In una di quelle sere d'estate, dolce e calda, mentre gli altri
continuavano a girare a vuoto nelle auto, cercando le vie del mare, non so
come ci ritrovammo in piazza, in un appuntamento mai preso. Sugli scalini
della scuola arrivammo un po' per volta, superammo timidezze e convenevoli
e lasciammo che la corrente speciale di chi si riconosce scorresse
tra noi. L'alchimia che trasforma l'io in noi. Quel luogo diventò
d'allora un pezzo di vita, un posto, un rito con il quale ci raccontavamo
insieme ai testi sacri e profani di Lolli e De Andrè, Guccini e De
Gregori, Dylan e Joan Baez, ai canti d'amore e di fatica della terra del
rimorso. Una categoria dello spirito che avrei cercato ancora in un
altrove negato o rivelato. Gli innamorati, gli alternativi, lo
studente, l'operaio, il disoccupato, il matto, lo scemo, il professore, il
contadino, chi era tornato e chi stava per partire, Rocco e Vito con le
loro chitarre e le ragazze con le loro voci belle.
Si toccavano subito le corde giuste e la chitarra diventava un'espansione
dell'anima. Restavamo fino all'alba, o meglio avremmo voluto resistere
fino alla prima luce. In realtà andavamo a letto molto prima.
L'inquietudine si disperdeva, provavamo il sottile piacere di una
intimità tra di noi, con le stelle, con le panchine vuote, con i lampioni
che si spegnevano, con i lecci stanchi delle chiacchiere del giorno, con i
cani... "quattro cani per strada e la strada è già piazza e la
sera è già notte / se ci fosse la luna si potrebbe cantare...".

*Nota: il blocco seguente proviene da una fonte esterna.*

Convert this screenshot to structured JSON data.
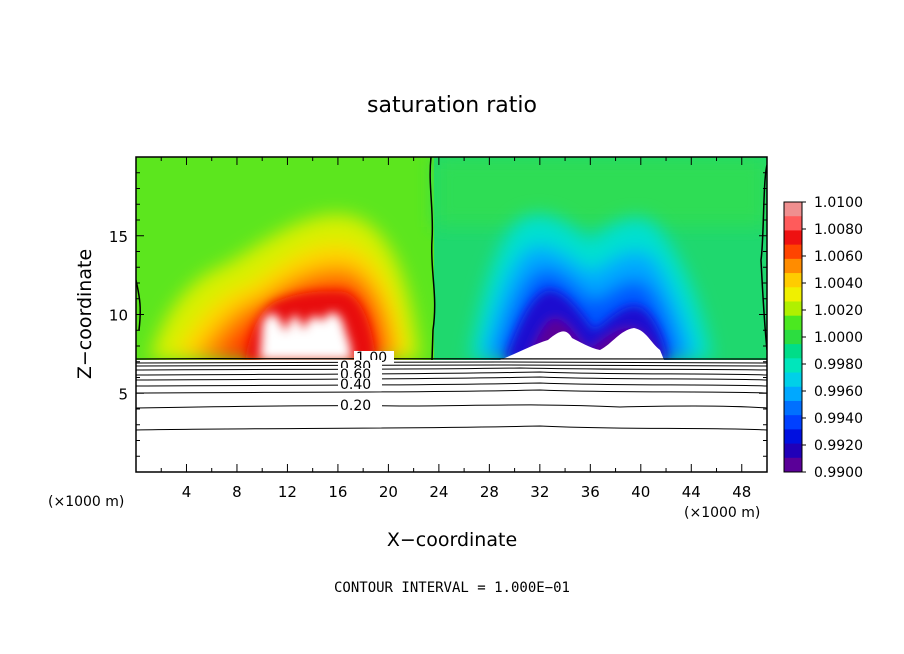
{
  "chart_data": {
    "type": "heatmap",
    "title": "saturation ratio",
    "xlabel": "X−coordinate",
    "ylabel": "Z−coordinate",
    "x_unit_left": "(×1000 m)",
    "x_unit_right": "(×1000 m)",
    "footer": "CONTOUR INTERVAL = 1.000E−01",
    "xlim": [
      0,
      50
    ],
    "ylim": [
      0,
      20
    ],
    "x_ticks": [
      "4",
      "8",
      "12",
      "16",
      "20",
      "24",
      "28",
      "32",
      "36",
      "40",
      "44",
      "48"
    ],
    "y_ticks": [
      "5",
      "10",
      "15"
    ],
    "colorbar": {
      "labels": [
        "1.0100",
        "1.0080",
        "1.0060",
        "1.0040",
        "1.0020",
        "1.0000",
        "0.9980",
        "0.9960",
        "0.9940",
        "0.9920",
        "0.9900"
      ],
      "colors": [
        "#ef8f8f",
        "#ff5b5b",
        "#ee1111",
        "#ff4400",
        "#ff8c00",
        "#ffcc00",
        "#f0f000",
        "#b0f000",
        "#4be820",
        "#2cdd40",
        "#00dd88",
        "#00e6bb",
        "#00d0e8",
        "#00a8ff",
        "#0070ff",
        "#0040ff",
        "#0010e0",
        "#2000b8",
        "#5a0098"
      ]
    },
    "contour_labels": [
      "1.00",
      "0.80",
      "0.60",
      "0.40",
      "0.20"
    ],
    "anomalies": [
      {
        "sign": "positive",
        "x": 16,
        "z": 11.5,
        "peak": 1.007
      },
      {
        "sign": "negative",
        "x": 32,
        "z": 11.5,
        "peak": 0.991
      },
      {
        "sign": "negative",
        "x": 38,
        "z": 11.5,
        "peak": 0.991
      }
    ]
  }
}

E poi la dissolvenza, come in tutte le cose. Aspettando ancora Godot, il
veleno dell'entropia nelle relazioni. Le emozioni però si arrotolano
dentro come un serpente addormentato e possono bucare in qualsiasi momento
la roccia, l'indifferenza, il "chi me lo fa fare".
Nel corteo del 23 marzo, tra i tre milioni a Circo Massimo ci siamo
ritrovati con Maria e Vito. Ho saputo dopo che c'erano Rosa, Gilberto,
Lucia... e chissà quanti altri nella girandola del tempo.

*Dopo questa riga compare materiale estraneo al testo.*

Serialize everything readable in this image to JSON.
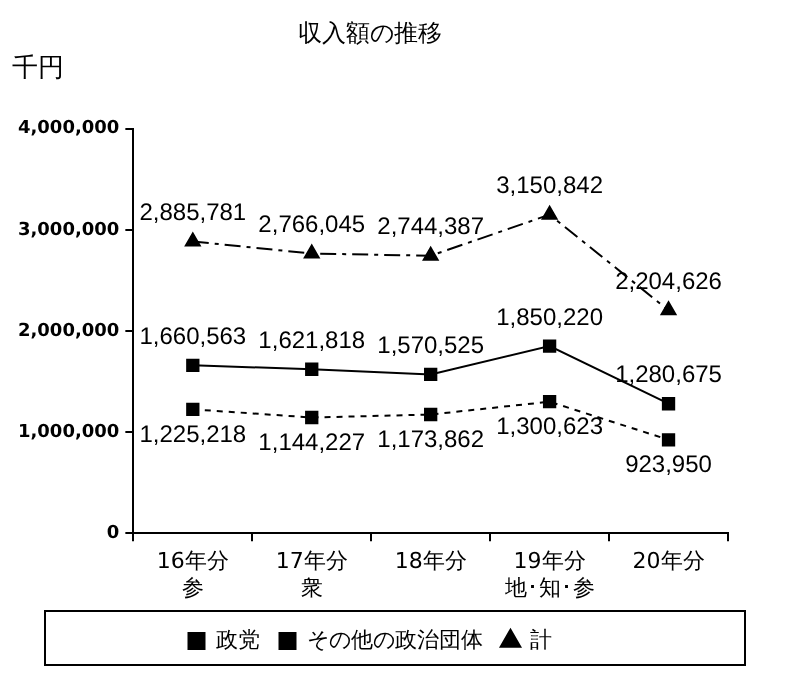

Qualche chilo in più e qualche capello in meno, tutto continua anzi
ricomincia. Adelante. Contessa e Cavaliere non bastano alla storia. La
storia siamo noi. Unico obbligo ricordarselo.

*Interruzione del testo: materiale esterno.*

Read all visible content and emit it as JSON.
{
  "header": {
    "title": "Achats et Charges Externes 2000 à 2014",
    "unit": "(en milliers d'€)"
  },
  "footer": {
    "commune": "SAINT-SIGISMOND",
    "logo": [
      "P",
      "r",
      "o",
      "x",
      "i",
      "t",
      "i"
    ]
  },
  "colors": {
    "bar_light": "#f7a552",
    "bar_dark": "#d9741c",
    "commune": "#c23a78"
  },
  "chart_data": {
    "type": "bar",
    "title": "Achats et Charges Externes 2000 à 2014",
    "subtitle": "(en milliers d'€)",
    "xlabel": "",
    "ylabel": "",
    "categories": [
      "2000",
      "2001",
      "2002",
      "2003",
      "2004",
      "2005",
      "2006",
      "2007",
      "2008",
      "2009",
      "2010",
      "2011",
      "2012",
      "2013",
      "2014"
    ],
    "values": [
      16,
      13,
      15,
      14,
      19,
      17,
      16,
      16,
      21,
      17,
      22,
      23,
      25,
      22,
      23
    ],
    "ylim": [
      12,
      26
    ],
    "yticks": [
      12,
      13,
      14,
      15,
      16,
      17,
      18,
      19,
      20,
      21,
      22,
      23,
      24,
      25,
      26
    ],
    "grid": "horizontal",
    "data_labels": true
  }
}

Memoria, Mnemosine per i Greci, ebbe da Zeus nove figlie, le Muse, che
cantando con la loro sublime voce ispiravano artisti e poeti. Memoria
racchiude in sé il tempo nel suo scorrere, ma anche il tempo senza tempo,
dove ogni storia come ogni verso, ogni musica, ogni vita, ogni danza
accade in quanto è già accaduta e perché di nuovo potrà accadere.